Friedrich: Auf alle Fälle. Es ist aber eine komplett andere Mannschaft als damals. Wenn wir mal zwei Namen herausnehmen: Jamal Musiala und Florian Wirtz. Die haben eine unfassbare Kreativität, darum beneidet uns die ganze Welt. Ich glaube schon, dass sie fußballerisch, gerade nach vorne, besser sind als wir damals – aber wir hatten auch keine schlechte Mannschaft. Wir hatten Weltklassespieler in unseren Reihen, einen Miro Klose oder Michael Ballack. Das Team ist dieses Jahr extrem stark, die Mischung passt. Toni Kroos zurückzuholen war ein sehr wichtiger Schritt. In Sachen Erfahrung ist der Kader sehr ausgewogen. Wir haben einige junge Raketen und auch einige Spieler, die man so vorher nicht auf dem Schirm hatte.

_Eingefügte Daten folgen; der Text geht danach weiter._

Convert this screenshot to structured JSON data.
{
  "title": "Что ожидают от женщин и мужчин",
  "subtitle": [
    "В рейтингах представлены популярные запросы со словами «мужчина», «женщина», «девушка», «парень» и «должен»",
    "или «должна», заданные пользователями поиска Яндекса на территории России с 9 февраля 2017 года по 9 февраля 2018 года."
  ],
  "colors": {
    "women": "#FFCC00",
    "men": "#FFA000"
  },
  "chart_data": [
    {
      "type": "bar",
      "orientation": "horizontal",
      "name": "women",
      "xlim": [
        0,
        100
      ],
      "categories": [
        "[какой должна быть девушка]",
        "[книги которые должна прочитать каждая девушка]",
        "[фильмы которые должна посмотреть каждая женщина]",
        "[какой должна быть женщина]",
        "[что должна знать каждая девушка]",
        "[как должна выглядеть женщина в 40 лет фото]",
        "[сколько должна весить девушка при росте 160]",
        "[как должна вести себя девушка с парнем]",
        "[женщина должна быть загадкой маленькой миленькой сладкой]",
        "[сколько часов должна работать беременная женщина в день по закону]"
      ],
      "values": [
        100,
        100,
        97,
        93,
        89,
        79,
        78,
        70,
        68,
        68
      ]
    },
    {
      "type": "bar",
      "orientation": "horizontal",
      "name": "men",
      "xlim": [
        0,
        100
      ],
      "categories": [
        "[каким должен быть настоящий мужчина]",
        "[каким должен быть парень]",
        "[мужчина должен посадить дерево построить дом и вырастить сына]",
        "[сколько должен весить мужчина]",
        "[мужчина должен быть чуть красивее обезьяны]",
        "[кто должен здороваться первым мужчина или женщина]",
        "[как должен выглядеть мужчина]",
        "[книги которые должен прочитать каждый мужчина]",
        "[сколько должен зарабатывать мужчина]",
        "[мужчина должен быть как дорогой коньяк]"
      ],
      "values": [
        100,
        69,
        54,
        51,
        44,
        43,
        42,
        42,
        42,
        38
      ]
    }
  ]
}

Das war 2006 ähnlich. Odonkor hatte auch niemand auf der Rechnung. Dann hat er gegen Polen, nach meiner Auswechslung, das entscheidende Tor vorbereitet. Wir haben eine tolle Mannschaft, gute Jungs und ich bin überzeugt, dass wir dieses Jahr wirklich sehr weit kommen.
ran: Sie waren selbst Defensivspieler. Wie sehen Sie das Innenverteidiger-Duo Jonathan Tah und Antonio Rüdiger – auch im Vergleich mit anderen Verteidigungsreihen bei der EM?
Friedrich: Stark. Jonathan Tah hat eine unfassbare Entwicklung durchgemacht, Antonio Rüdiger hat im Verein große Erfolge gefeiert. Sie haben wirklich gut zusammengefunden. Ich bin positiv gestimmt, was unser Innenverteidiger-Duo angeht.